Moscow’s self-proclaimed “Feminist punk group” Pussy Riot terrorized the Red Square by blasting their protest song “Putin Pissed Himself” (alternatively, “Putin Is Chickenshit”) in front of Saint Basil’s Cathedral, before being hauled away by the Russian version of the Secret Service. After scaling a protective fence, these festively ski-masked hellions set off flares, called to “abort the system!” and gallantly thrust out their fists and crotches. See the video. Sigh along.

Pussy Riot members were later charged with non-criminal public offenses and disobeying police orders, with a max sentence of 15 days. Alright, clearly, there’re no amps, but shh and listen to the prerecorded sweet growls at about 1:00 against “the culture of male hysteria,” “the medieval Leaderism devouring the brain,” and “the Orthodox religion of erections.”
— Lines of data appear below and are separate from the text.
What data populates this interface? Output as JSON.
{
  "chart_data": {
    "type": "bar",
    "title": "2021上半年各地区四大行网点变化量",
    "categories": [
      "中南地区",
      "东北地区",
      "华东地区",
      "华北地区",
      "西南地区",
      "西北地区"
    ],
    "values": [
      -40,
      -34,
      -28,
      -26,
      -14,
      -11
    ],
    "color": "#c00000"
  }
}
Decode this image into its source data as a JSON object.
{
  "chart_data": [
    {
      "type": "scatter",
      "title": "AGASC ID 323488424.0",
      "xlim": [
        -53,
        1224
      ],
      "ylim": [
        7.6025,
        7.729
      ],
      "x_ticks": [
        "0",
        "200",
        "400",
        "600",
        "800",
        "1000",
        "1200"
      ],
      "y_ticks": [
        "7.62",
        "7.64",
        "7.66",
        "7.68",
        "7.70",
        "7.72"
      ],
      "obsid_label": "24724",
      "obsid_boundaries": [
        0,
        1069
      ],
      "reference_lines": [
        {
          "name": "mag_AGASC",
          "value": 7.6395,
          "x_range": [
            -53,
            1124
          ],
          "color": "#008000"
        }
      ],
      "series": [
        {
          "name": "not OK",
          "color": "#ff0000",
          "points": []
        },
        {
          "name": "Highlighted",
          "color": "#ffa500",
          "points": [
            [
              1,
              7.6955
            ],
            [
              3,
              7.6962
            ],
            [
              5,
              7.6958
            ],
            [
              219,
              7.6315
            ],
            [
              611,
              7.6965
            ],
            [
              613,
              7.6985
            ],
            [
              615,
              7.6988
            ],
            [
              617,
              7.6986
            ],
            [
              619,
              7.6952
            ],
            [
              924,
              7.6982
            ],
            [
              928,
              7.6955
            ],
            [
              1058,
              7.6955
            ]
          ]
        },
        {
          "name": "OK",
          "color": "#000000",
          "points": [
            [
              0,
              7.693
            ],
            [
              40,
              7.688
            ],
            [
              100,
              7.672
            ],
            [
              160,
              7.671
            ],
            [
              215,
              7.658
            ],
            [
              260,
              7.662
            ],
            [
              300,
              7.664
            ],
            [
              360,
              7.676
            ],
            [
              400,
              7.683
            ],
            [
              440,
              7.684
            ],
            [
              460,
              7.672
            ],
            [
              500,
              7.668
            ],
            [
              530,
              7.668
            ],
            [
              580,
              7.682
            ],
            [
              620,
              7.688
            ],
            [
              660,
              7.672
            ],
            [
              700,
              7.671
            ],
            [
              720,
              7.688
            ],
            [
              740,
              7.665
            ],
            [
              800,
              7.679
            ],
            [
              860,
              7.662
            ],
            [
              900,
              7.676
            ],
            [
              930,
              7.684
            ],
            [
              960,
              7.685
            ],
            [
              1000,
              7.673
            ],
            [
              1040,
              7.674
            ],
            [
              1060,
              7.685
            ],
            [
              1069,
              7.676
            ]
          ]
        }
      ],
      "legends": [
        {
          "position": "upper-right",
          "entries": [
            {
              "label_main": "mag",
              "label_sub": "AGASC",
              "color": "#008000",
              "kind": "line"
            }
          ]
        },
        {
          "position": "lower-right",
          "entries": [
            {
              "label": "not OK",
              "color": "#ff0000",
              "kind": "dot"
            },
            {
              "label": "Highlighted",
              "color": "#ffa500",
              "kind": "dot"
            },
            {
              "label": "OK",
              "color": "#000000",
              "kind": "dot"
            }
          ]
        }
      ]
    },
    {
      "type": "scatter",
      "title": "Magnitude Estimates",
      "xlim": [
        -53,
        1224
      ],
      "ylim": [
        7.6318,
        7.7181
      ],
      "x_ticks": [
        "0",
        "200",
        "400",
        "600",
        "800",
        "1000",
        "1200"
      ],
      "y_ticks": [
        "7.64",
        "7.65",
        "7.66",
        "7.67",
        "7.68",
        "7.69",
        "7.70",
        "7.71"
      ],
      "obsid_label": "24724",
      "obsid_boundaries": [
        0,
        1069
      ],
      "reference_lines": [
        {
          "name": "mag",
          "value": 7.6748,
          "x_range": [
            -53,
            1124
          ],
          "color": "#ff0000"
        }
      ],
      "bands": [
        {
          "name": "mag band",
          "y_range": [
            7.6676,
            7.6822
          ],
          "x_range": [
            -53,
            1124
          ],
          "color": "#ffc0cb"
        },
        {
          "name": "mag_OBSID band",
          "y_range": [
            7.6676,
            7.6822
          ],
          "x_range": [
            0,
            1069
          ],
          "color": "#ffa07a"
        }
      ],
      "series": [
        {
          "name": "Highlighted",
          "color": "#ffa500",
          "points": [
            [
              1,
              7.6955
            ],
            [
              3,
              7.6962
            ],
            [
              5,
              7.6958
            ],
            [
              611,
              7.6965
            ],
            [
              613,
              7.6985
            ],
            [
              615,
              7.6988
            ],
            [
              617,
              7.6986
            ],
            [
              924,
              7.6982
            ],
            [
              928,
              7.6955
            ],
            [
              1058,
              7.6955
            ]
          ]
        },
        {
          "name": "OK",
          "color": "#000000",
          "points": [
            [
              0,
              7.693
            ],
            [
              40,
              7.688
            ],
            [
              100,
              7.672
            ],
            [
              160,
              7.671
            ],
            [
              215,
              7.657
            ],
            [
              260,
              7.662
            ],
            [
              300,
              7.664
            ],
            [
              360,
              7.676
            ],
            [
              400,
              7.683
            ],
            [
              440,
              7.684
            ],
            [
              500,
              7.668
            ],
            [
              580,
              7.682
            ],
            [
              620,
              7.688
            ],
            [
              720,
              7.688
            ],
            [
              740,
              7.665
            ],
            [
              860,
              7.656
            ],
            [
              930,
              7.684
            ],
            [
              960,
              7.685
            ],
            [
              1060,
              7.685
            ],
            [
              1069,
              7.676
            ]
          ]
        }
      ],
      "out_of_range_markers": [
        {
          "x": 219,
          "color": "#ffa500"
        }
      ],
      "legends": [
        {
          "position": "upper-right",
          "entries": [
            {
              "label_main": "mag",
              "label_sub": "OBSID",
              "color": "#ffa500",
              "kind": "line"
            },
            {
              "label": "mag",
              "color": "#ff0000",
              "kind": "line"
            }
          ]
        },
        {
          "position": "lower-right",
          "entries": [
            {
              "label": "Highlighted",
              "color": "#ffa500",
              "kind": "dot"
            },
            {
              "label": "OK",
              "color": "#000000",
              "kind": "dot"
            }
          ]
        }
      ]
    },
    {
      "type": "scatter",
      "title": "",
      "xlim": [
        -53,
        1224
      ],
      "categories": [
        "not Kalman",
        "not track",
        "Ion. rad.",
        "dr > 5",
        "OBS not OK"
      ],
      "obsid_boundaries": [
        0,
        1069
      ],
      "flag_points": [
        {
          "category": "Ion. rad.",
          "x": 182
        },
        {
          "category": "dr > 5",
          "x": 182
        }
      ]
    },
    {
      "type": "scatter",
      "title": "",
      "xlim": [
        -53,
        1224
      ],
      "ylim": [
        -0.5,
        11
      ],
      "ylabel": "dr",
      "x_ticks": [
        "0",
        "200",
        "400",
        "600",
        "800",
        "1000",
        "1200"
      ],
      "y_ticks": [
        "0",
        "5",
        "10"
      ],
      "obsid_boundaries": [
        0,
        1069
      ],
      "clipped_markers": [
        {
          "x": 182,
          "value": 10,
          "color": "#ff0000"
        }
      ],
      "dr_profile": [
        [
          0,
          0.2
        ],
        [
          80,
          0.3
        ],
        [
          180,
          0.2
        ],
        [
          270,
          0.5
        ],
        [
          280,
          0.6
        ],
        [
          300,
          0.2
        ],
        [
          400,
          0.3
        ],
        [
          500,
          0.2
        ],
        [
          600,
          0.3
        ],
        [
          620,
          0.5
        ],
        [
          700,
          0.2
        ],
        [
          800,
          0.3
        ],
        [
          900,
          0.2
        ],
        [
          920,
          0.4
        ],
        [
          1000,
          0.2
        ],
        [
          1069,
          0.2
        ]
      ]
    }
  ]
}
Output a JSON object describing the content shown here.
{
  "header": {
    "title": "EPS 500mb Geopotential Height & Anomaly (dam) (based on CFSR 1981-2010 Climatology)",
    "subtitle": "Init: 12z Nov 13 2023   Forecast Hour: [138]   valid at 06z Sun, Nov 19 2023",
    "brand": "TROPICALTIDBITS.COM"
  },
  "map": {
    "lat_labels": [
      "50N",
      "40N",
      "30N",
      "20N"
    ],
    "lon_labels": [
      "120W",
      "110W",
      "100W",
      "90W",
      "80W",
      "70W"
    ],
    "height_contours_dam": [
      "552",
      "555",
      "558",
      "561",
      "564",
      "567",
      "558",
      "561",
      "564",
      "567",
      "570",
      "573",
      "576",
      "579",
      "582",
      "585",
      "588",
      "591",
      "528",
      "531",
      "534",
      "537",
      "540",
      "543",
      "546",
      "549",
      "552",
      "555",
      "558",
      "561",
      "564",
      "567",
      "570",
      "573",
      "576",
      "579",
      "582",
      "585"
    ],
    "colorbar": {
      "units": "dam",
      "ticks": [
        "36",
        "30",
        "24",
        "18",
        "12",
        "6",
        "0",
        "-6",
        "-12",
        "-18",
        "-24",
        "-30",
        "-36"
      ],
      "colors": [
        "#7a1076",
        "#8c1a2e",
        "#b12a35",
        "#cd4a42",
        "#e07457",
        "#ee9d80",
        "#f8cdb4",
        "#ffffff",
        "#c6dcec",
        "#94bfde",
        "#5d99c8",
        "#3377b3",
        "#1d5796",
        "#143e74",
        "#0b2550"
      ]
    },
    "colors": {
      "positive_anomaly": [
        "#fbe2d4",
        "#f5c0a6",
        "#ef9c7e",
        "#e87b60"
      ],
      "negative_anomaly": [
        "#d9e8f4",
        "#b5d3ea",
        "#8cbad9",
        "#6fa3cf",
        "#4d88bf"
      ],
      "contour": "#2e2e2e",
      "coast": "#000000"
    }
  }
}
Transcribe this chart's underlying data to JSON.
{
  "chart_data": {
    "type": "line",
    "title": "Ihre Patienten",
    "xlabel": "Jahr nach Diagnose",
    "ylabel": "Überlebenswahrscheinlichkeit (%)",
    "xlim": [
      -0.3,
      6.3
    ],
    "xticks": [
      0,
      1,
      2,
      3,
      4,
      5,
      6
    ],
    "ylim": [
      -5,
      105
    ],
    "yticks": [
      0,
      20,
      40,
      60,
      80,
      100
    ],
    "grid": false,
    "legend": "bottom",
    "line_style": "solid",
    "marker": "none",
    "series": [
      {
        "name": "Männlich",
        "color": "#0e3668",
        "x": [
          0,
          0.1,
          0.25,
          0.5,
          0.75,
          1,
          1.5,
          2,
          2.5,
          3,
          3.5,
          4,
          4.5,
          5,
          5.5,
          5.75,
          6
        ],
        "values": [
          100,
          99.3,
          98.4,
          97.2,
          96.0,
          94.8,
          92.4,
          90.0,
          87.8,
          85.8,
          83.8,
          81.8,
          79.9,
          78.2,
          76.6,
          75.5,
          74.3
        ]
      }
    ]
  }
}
Here’s the most poignantly comical bit of the whole protest, as they waved their purple flag of ♀/power fist:

 ”We started playing, and the patrol car immediately approached the (monument), two cops from the regular police unit (not Presidential Guard) got out of their beat up Zhiguli vehicle screaming in their radios “all units! all units! now! now!”, and they were trying to go over the fence to get us. However, they were too fat and their uniform was too clumsy and they simply could not climb over the damn fence. They then tried to unlock the gate but the hanging style lock was stuck in the cold weather. Next thing they do they try to warm it up with a cigarette lighter. Not working. We started playing a second round of the song by the time the Secret Service patrol Ford pulled in and we were apprehended.”